De kleine olifantjes worden snel met een hijskraan op een vrachtwagen getakeld. Om de grote olifanten in de trailer te krijgen is meer nodig. Ze worden met de poten bij elkaar gebonden en opgehesen. Een grote rubbermat wordt onder het logge lijf van de olifant gelegd en dan laten ze het dier weer zakken. Met een lier trekken ze vervolgens de mat met daarop de olifant op een schuine kar. Deze wordt met een trekker naar de weg gereden, waar de vrachtwagens klaar staan voor het transport.
Als de olifant eindelijk in een compartiment van de vrachtwagen ligt krijgt hij een spuit waardoor ze snel bij zal komen. De deuren gaan dicht en binnen een minuut staat ze weer op haar poten. Dan rijden ze de trailer waarin de dieren vervoerd gaan worden tegen de container aan waarin de olifant zit. Het beest wordt met stroomstoten naar de uiteindelijke vrachtwagen gejaagd en het recovercompartiment is weer leeg voor de volgende olifant.
Het is een heel gedoe, getrek en gesleur met de olifanten en het gaat er niet altijd even zachtzinnig aan toe, maar de artsen en het team van Malan weten precies wat ze doen. De hele operatie wordt snel uitgevoerd om de beesten zo kort mogelijk in verdoofde toestand te houden.
Veel tijd om het proces rustig in beeld te brengen krijgen we niet. Daarom volg ik Menno en draai ik de grote lijn van dit verhaal. Jacques maakt als tweede cameraman de zogenaamde beautyshots. Hij helpt ons waar mogelijk.
Binnen een uur staan de zes olifanten in de trailer. Ze maken veel kabaal en pissen liters. Het loopt in grote stralen langs de vrachtwagen.
Er moeten nog drie olifanten worden geschoten. De helikopters stijgen weer op. Na een paar minuten gaan de jeeps rijden. Nu moeten we door nog onherbergzamer terrein. Cor haalt zijn hand open aan een doornstruik, omdat hij de jeep niet kan loslaten. Het is kiezen tussen prikkels of hard vallen. Ik zie een olifant omvallen en heb de indruk dat een kleintje nog niet geraakt is. Deze staat naast haar moeder. Dokter Grobler springt op onze jeep en moet inderdaad nog een keer schieten.
Om de laatste drie olifanten in de vrachtwagen te krijgen moeten de verplaatsers extra hard trekken en duwen. Er wordt niet op een boompje meer of minder gekeken en grote keien die op de grond liggen worden snel weggehaald, zodat de beesten zich niet onnodig bezeren tijdens het schuiven over de grond.
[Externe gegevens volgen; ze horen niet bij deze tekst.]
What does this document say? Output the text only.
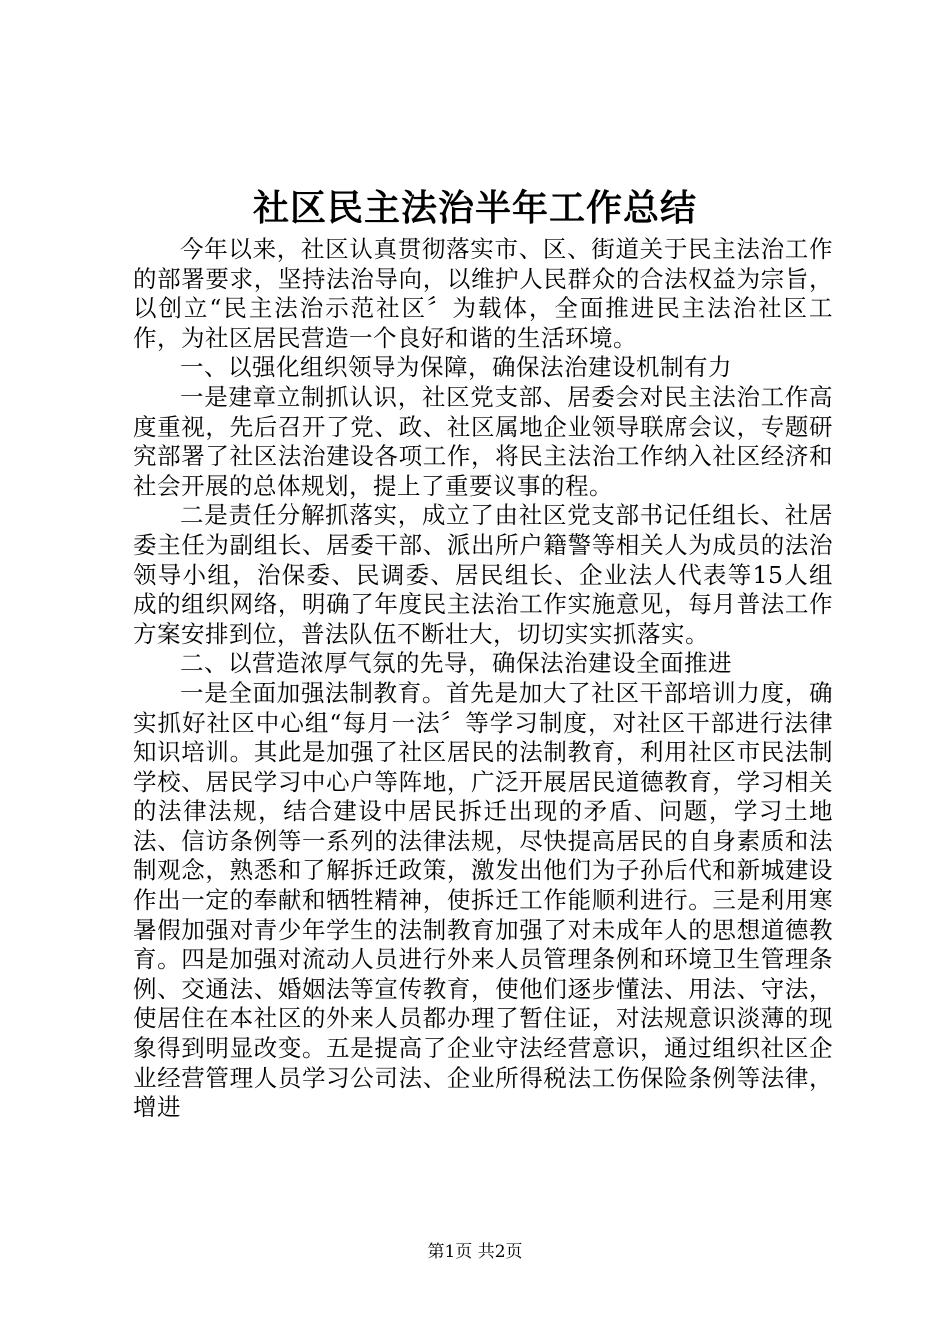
社区民主法治半年工作总结

今年以来，社区认真贯彻落实市、区、街道关于民主法治工作的部署要求，坚持法治导向，以维护人民群众的合法权益为宗旨，以创立“民主法治示范社区〞为载体，全面推进民主法治社区工作，为社区居民营造一个良好和谐的生活环境。

一、以强化组织领导为保障，确保法治建设机制有力

一是建章立制抓认识，社区党支部、居委会对民主法治工作高度重视，先后召开了党、政、社区属地企业领导联席会议，专题研究部署了社区法治建设各项工作，将民主法治工作纳入社区经济和社会开展的总体规划，提上了重要议事的程。

二是责任分解抓落实，成立了由社区党支部书记任组长、社居委主任为副组长、居委干部、派出所户籍警等相关人为成员的法治领导小组，治保委、民调委、居民组长、企业法人代表等15人组成的组织网络，明确了年度民主法治工作实施意见，每月普法工作方案安排到位，普法队伍不断壮大，切切实实抓落实。

二、以营造浓厚气氛的先导，确保法治建设全面推进

一是全面加强法制教育。首先是加大了社区干部培训力度，确实抓好社区中心组“每月一法〞等学习制度，对社区干部进行法律知识培训。其此是加强了社区居民的法制教育，利用社区市民法制学校、居民学习中心户等阵地，广泛开展居民道德教育，学习相关的法律法规，结合建设中居民拆迁出现的矛盾、问题，学习土地法、信访条例等一系列的法律法规，尽快提高居民的自身素质和法制观念，熟悉和了解拆迁政策，激发出他们为子孙后代和新城建设作出一定的奉献和牺牲精神，使拆迁工作能顺利进行。三是利用寒暑假加强对青少年学生的法制教育加强了对未成年人的思想道德教育。四是加强对流动人员进行外来人员管理条例和环境卫生管理条例、交通法、婚姻法等宣传教育，使他们逐步懂法、用法、守法，使居住在本社区的外来人员都办理了暂住证，对法规意识淡薄的现象得到明显改变。五是提高了企业守法经营意识，通过组织社区企业经营管理人员学习公司法、企业所得税法工伤保险条例等法律，增进

第1页 共2页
Na twee uur zitten negen olifanten in de grote vrachtwagen. Ze kunnen op transport. De tocht gaat door de vrijstaat Swaziland naar Mkuze in Zuid Afrika. Het is ongeveer vierhonderd kilometer ten zuiden van het Kruger Park; een uur of zes rijden. Deels over goede wegen, maar ook over slechte stukken. Julia rijdt, ik mag -omdat ik ziek ben- met de camera tussen mijn benen naast haar zitten. Op de achterbank zitten Menno, Philippe (regisseur) en Cor (geluidsman) dicht op elkaar geprakt. De langste drie hebben de minste ruimte. Ziek zijn heeft ook voordelen. Na een klein half uur en een paar keer stoppen voor opnamen val ik in slaap. Ik schrik pas wakker als we door een groot gat in de weg knallen. Bijna weer mijn hoofd gestoten.
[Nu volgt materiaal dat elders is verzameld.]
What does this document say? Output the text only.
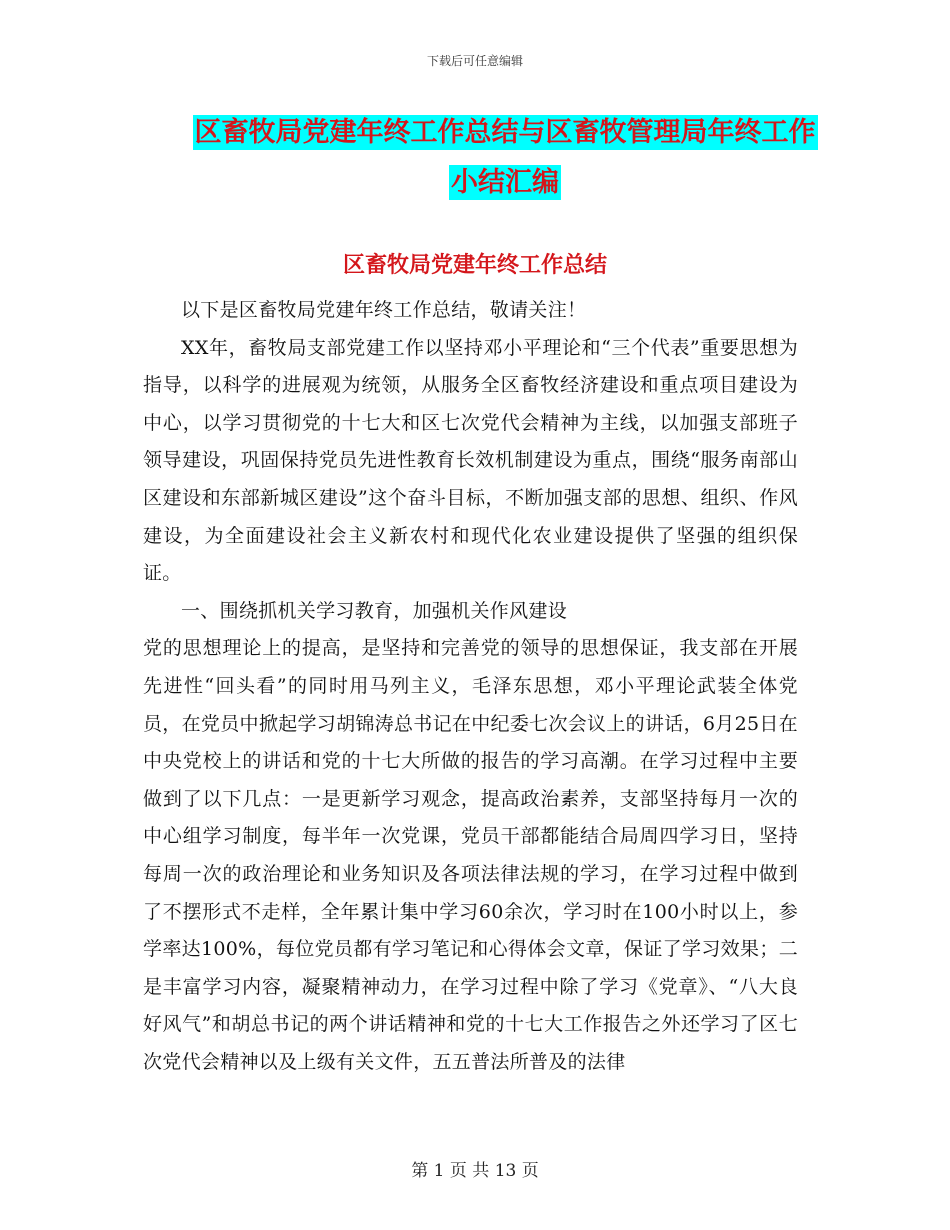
下载后可任意编辑
区畜牧局党建年终工作总结与区畜牧管理局年终工作
小结汇编
区畜牧局党建年终工作总结

以下是区畜牧局党建年终工作总结，敬请关注！

XX年，畜牧局支部党建工作以坚持邓小平理论和“三个代表”重要思想为指导，以科学的进展观为统领，从服务全区畜牧经济建设和重点项目建设为中心，以学习贯彻党的十七大和区七次党代会精神为主线，以加强支部班子领导建设，巩固保持党员先进性教育长效机制建设为重点，围绕“服务南部山区建设和东部新城区建设”这个奋斗目标，不断加强支部的思想、组织、作风建设，为全面建设社会主义新农村和现代化农业建设提供了坚强的组织保证。

一、围绕抓机关学习教育，加强机关作风建设

党的思想理论上的提高，是坚持和完善党的领导的思想保证，我支部在开展先进性“回头看”的同时用马列主义，毛泽东思想，邓小平理论武装全体党员，在党员中掀起学习胡锦涛总书记在中纪委七次会议上的讲话，6月25日在中央党校上的讲话和党的十七大所做的报告的学习高潮。在学习过程中主要做到了以下几点：一是更新学习观念，提高政治素养，支部坚持每月一次的中心组学习制度，每半年一次党课，党员干部都能结合局周四学习日，坚持每周一次的政治理论和业务知识及各项法律法规的学习，在学习过程中做到了不摆形式不走样，全年累计集中学习60余次，学习时在100小时以上，参学率达100%，每位党员都有学习笔记和心得体会文章，保证了学习效果；二是丰富学习内容，凝聚精神动力，在学习过程中除了学习《党章》、“八大良好风气”和胡总书记的两个讲话精神和党的十七大工作报告之外还学习了区七次党代会精神以及上级有关文件，五五普法所普及的法律

第 1 页 共 13 页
Bij de douane moeten we lang wachten, maar we krijgen uiteindelijk stempeltjes in onze paspoorten. We filmen weer een kort stukje. Menno kijkt met een dierenarts hoe het gaat met de olifanten. Dan gaan we snel verder. De chauffeur van de vrachtwagen houdt van doorrijden. Met 120 kilometer per uur scheurt hij over de tweebaanswegen van Swaziland.
Menno maakt een liedje. Met een Surinaams accent zingt hij :
we rijden met een grote olifant
door Swaziland, door Swaziland
wat moet dat met die olifant
in Swaziland, in Swaziland
van de ene kant, naar de andere kant
met die olifant door Swaziland

Het is half zes als we het park van George Senekal binnenrijden. De nieuwe bestemming voor onze olifanten. Ze krijgen nog een spuit waar ze iets rustiger van worden, want anders gaan ze straks dwars door alle hekken.
Ik film dat de vrachtwagen tegen een grote poort wordt gezet. Er is een stevig hek geplaatst om een gebied dat iets groter is dan een voetbalveld. Hier moeten de olifanten wennen aan de nieuwe omgeving en aan hekken met stroomdraden. Na 48 uur mogen ze de rest van het park ontdekken.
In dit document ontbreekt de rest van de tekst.